The United States has issued an announcement declaring a public health emergency as the spread of the coronavirus from Wuhan in China continues to spread throughout the world.

Health and Human Services Secretary Alex Aza made the announcement on Friday, Jan. 31, and said there are other travel restrictions also to be put in place, to go into effect from 5 p.m. ET on Sunday, Feb. 2. This will mean anyone who has visited Hubei Province in China over the past two weeks, is required to be quarantined for up to 14 days.

The government is implementing these temporary measures to increase the ability to “detect and contain” the coronavirus, said Aza. “The actions we have taken and continue to take, complement, complement the work of China, and the World Health Organization, to contain the outbreak within China,” said Aza.

Aza also said those who have been in any other part of China during the past 15 days will need to go through health screenings at a select number of ports of entry and may be required to undergo self-quarantine to ensure they don’t pose any health risk to the public.

In addition, President Trump signed a proclamation to suspend travel arrangements of foreign nationals who have been in China during the past two weeks, in order to help stop the spread of the coronavirus to the United States. The temporary ban does not apply to permanent U.S. citizens or immediate family members of U.S. citizens.

The coronavirus has infected almost 10,000 people, mostly in Hubei Province, with the death toll standing at 213. These are the official numbers, however, it is feared the real figures are much higher.

The WHO declared the outbreak a global emergency on Thursday, Jan. 30, after the number of coronavirus cases spiked more than tenfold in a week.

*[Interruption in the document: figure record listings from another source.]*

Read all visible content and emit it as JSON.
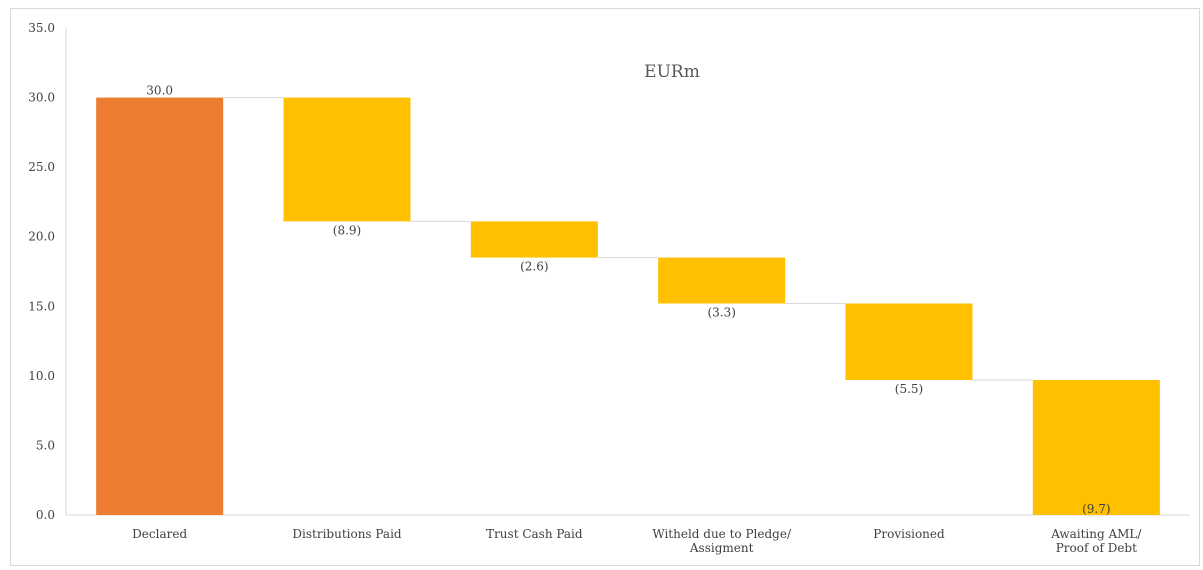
{
  "chart_data": {
    "type": "bar",
    "subtype": "waterfall",
    "title": "EURm",
    "xlabel": "",
    "ylabel": "",
    "ylim": [
      0,
      35
    ],
    "yticks": [
      "0.0",
      "5.0",
      "10.0",
      "15.0",
      "20.0",
      "25.0",
      "30.0",
      "35.0"
    ],
    "categories": [
      [
        "Declared"
      ],
      [
        "Distributions Paid"
      ],
      [
        "Trust Cash Paid"
      ],
      [
        "Witheld due to Pledge/",
        "Assigment"
      ],
      [
        "Provisioned"
      ],
      [
        "Awaiting AML/",
        "Proof of Debt"
      ]
    ],
    "values": [
      30.0,
      -8.9,
      -2.6,
      -3.3,
      -5.5,
      -9.7
    ],
    "data_labels": [
      "30.0",
      "(8.9)",
      "(2.6)",
      "(3.3)",
      "(5.5)",
      "(9.7)"
    ],
    "grid": false,
    "legend": "none",
    "colors": {
      "total": "#ED7D31",
      "decrease": "#FFC000",
      "connector": "#d9d9d9",
      "axis": "#d9d9d9"
    }
  }
}
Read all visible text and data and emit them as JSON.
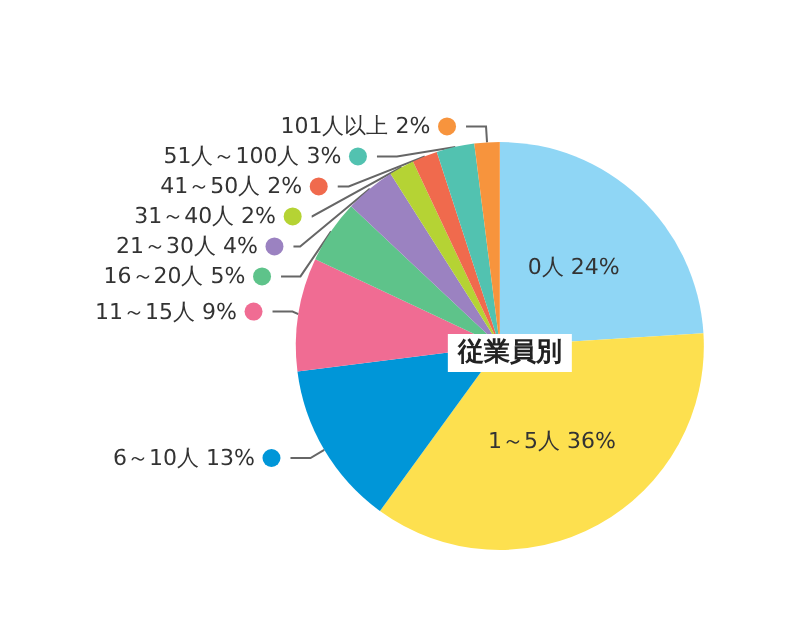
{
  "chart_data": {
    "type": "pie",
    "title": "従業員別",
    "categories": [
      "0人",
      "1～5人",
      "6～10人",
      "11～15人",
      "16～20人",
      "21～30人",
      "31～40人",
      "41～50人",
      "51人～100人",
      "101人以上"
    ],
    "values": [
      24,
      36,
      13,
      9,
      5,
      4,
      2,
      2,
      3,
      2
    ],
    "value_labels": [
      "24%",
      "36%",
      "13%",
      "9%",
      "5%",
      "4%",
      "2%",
      "2%",
      "3%",
      "2%"
    ],
    "colors": [
      "#8fd6f5",
      "#fde04f",
      "#0096d8",
      "#f06c93",
      "#5ec38a",
      "#9b82c1",
      "#b5d334",
      "#f06a4d",
      "#52c2b0",
      "#f7943d"
    ],
    "legend": "left"
  }
}
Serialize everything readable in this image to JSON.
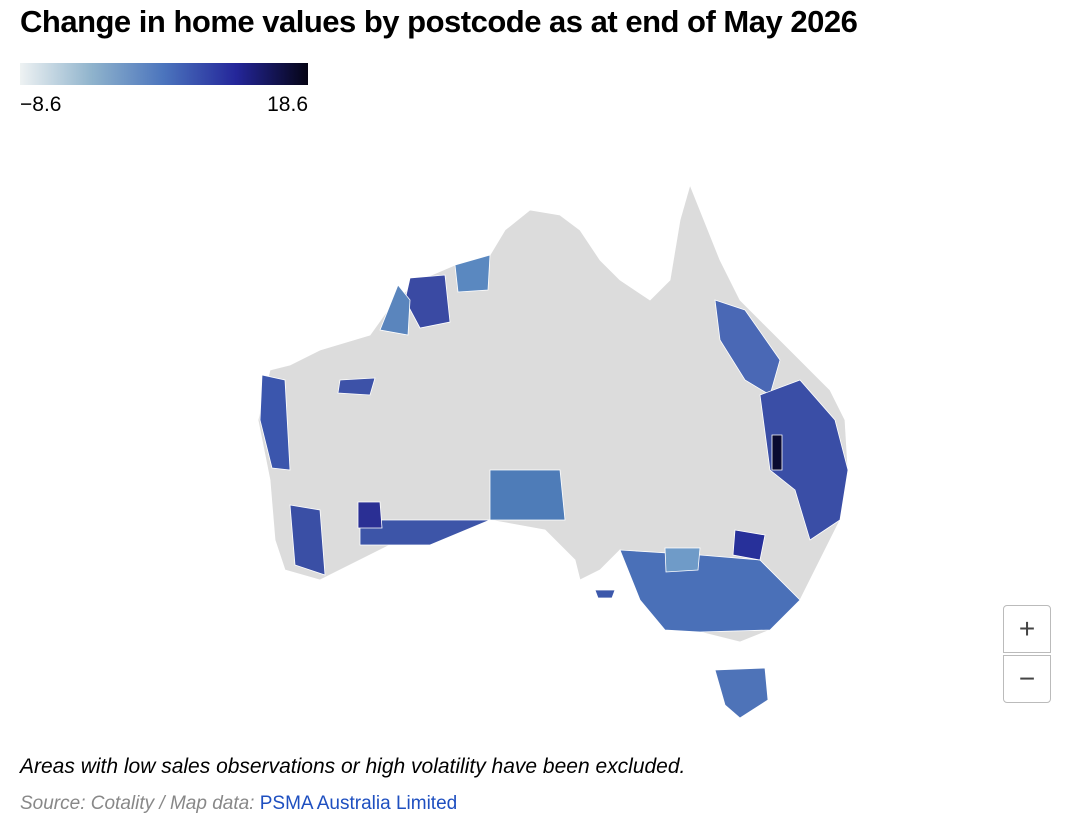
{
  "title": "Change in home values by postcode as at end of May 2026",
  "legend": {
    "min": {
      "value": -8.6,
      "label": "−8.6"
    },
    "max": 18.6,
    "colors": [
      "#eef2f3",
      "#8fb3cc",
      "#4b74bd",
      "#24269a",
      "#050414"
    ]
  },
  "note": "Areas with low sales observations or high volatility have been excluded.",
  "source": {
    "text": "Source: Cotality / Map data:",
    "link": "PSMA Australia Limited"
  },
  "zoom": {
    "in": "+",
    "out": "−"
  }
}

“The main reason for this declaration is not because of what is happening in China but because of what is happening in other countries,” WHO Director-General Tedros Adhanom Ghebreyesus said in a press conference in Geneva on Thursday, The Associated Press reported.

“Our greatest concern is the potential for this virus to spread to countries with weaker health systems, which are ill-prepared to deal with it,” he said.